GD – Growing up, the Mariners were my home team, but I lived about two hours north of Seattle and never actually got to a baseball game when I was a kid. My first game was with the Minnesota Twins when I was in college. My cousin, a big Twins fan, took me. Kirby Pucket was the big player there at the time, so I became a Kirby Pucket fan. I still enjoy following the Mariners and the Twins, but now my favorite team is the Nationals, who have also been amazing to me and actively developed an incredible playing relationship. I’ve even started playing with their NatsTown organist, Matthew Van Hoose!
MB – Do you have any interesting stories about when you have played the National Anthem at baseball games?
GD – I’ve learned some cool things about playing in stadiums. The trick about using the personal amplifier when I perform came from the sound techs at Citi Field.
My favorite moment was when I was playing “Take Me Out to the Ballgame” during the 7th inning stretch up on the dugout at Nats Park. Angel Hernandez, the home plate ump for that game, walked up to me and threw me a game ball after I finished playing.
Then Joe West, another umpire, called me back to the Umpire Room, where no one gets to go unless they’ve been asked by the umpires. I brought my bat and speaker into the room, thinking they wanted to see the instrument. When I got into the room, Joe West looked at the bat and then handed me $500 and said “Make me one of those.” Turns out that Joe West plays fiddle and guitar and he actually has a couple country western albums out. That story is what started my two year odyssey to get the licensing agreement with Louisville Slugger, so I could make Joe West his bat-olin. That’s probably one of the best experiences I’ve had at the ballpark.
MB – Have you met any players?
GD – I’ve met a few players, but I try to stay out of the way when I’m playing at games. I need to stay professional. Sometimes players do come over to talk to me, but its just a random thing.
MB – What helps you prepare for a performance? Are you superstitious?
GD – I don’t have any superstitions. I just get myself into the right mental zone, where I’ll be able to focus and just let it happen. I remember Davey Johnson telling the guys on the Nats to just relax and let it go and you natural abilities will come out. When he used to talk about that, I felt that’s what we try to do as musicians too.
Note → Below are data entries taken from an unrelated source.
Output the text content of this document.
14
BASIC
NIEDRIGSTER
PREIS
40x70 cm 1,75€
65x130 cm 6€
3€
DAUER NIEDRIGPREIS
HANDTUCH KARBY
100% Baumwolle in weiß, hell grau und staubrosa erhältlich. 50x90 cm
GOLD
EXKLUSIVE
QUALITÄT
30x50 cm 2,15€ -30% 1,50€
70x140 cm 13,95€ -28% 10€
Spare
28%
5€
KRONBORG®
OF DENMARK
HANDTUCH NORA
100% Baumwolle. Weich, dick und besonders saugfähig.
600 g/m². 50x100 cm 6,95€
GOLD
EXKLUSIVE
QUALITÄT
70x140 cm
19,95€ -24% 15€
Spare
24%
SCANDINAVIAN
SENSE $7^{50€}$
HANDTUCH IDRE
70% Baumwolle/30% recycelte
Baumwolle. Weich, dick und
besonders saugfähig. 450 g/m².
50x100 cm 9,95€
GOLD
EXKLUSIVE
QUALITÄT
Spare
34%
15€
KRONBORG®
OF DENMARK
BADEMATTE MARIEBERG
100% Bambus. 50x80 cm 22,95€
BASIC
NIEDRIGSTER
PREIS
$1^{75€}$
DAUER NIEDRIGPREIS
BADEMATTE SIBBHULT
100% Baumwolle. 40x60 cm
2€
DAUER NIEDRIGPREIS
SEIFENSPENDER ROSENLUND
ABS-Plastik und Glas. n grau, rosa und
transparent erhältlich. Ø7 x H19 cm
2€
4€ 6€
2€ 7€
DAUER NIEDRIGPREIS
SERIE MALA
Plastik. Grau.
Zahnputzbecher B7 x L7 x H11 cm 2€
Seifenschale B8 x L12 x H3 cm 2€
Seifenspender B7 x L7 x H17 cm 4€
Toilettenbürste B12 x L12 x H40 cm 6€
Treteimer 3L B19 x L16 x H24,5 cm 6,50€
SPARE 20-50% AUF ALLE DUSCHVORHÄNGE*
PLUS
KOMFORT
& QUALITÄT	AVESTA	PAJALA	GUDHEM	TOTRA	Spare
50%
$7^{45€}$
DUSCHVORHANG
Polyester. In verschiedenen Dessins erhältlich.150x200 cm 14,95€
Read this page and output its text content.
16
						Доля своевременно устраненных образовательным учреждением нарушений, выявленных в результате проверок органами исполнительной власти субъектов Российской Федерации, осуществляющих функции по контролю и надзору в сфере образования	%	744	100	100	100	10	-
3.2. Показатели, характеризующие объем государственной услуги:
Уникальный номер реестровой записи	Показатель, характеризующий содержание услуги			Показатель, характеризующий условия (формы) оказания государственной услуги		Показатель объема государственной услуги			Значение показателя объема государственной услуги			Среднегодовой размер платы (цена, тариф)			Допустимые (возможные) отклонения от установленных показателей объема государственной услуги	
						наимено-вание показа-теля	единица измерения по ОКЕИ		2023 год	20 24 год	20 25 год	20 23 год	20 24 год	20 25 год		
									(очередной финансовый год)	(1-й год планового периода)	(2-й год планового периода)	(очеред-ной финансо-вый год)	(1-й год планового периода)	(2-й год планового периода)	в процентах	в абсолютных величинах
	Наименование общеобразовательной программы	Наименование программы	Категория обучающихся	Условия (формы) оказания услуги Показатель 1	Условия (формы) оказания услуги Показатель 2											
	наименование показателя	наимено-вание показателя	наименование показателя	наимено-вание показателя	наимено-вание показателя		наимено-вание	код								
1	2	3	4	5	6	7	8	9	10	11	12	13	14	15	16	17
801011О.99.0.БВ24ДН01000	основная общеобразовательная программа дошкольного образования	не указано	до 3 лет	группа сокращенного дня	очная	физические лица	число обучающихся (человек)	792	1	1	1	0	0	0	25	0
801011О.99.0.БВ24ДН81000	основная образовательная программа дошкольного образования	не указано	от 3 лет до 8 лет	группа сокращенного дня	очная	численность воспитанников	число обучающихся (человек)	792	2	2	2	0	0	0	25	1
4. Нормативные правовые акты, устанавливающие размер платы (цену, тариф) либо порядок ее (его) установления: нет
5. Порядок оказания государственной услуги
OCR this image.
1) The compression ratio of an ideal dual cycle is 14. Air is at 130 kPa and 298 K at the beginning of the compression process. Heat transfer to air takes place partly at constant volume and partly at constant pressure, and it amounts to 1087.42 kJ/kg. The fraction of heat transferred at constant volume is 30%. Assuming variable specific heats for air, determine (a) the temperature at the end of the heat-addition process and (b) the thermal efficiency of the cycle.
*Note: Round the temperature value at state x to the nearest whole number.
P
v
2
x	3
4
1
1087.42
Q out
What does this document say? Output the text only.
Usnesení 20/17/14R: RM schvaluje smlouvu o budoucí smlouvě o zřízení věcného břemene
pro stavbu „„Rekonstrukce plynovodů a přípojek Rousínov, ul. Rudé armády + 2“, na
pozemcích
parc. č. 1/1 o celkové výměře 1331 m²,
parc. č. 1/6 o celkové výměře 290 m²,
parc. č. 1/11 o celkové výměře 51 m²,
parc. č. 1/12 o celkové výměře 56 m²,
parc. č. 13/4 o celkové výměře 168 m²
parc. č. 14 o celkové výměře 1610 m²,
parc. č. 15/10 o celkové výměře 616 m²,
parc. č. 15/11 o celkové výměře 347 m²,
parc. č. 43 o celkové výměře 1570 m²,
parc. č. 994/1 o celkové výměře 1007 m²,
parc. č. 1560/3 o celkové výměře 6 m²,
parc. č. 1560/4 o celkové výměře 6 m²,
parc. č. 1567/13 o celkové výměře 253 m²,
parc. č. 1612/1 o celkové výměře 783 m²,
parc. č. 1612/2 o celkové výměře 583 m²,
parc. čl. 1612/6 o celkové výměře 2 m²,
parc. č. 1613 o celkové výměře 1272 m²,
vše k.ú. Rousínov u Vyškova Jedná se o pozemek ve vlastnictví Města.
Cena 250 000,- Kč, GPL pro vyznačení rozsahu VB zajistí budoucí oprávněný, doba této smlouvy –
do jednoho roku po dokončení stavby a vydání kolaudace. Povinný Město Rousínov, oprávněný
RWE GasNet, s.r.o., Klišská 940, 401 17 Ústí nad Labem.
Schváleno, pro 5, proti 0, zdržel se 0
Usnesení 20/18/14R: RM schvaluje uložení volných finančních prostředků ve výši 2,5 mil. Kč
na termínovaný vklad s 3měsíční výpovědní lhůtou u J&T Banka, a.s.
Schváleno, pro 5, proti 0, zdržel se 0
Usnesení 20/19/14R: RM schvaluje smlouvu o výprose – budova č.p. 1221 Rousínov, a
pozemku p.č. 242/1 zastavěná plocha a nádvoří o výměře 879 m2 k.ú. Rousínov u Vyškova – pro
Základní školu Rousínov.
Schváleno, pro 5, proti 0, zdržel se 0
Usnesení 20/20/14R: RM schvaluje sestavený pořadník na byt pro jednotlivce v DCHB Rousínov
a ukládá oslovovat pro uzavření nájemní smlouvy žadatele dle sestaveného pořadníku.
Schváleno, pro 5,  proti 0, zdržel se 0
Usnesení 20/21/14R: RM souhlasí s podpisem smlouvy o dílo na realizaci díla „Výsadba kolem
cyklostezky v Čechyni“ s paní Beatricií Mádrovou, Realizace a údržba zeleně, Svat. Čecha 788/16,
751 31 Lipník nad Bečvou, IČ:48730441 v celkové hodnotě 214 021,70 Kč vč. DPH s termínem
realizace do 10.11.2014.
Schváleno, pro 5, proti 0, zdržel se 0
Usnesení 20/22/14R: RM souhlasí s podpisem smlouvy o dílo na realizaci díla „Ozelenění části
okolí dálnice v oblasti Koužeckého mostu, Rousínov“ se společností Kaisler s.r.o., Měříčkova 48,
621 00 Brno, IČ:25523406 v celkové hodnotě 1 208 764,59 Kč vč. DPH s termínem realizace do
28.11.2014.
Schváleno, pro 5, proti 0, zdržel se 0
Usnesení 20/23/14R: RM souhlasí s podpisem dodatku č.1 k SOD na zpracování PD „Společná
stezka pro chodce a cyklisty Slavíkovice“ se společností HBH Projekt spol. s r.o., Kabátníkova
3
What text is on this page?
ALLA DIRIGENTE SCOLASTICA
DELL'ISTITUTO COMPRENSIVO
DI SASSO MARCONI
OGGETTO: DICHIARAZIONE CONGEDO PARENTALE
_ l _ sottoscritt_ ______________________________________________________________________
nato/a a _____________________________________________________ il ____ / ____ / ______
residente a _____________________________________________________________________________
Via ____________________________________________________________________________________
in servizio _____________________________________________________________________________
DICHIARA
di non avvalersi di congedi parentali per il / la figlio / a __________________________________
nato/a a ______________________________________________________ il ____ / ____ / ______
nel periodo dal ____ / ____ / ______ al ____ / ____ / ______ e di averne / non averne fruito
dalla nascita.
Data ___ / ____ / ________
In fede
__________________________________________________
We train and practice over and over again, so when its time to perform, we just let it go and let it happen.
GD – I will be playing at Nats Park this season, but they haven’t set any dates yet. I hope to get 3 or 4 games this year, but you never know!
I hope you enjoyed this post as much as I did going to the Kennedy Center concert and interviewing Glenn. The NSO hosts family and child concerts pretty regularly, the next being The Magic Horn on March 29. Also, you can see Glenn spotlighted on April 11-12 with his wife Jan Chong at a NSO Teddy Bear Concert. He will also be at an NSO Kinderclassic event called Beethoven at the Ballpark on May 9 with the Nats Park organist Matthew Van Hoose. These concerts are great ways to get kids into music and the arts (I definitely like music more after going to the concert) and they have different concepts that can be very intriguing to go see.
Only 42 days, or 3, 628,800 seconds, until Opening Day!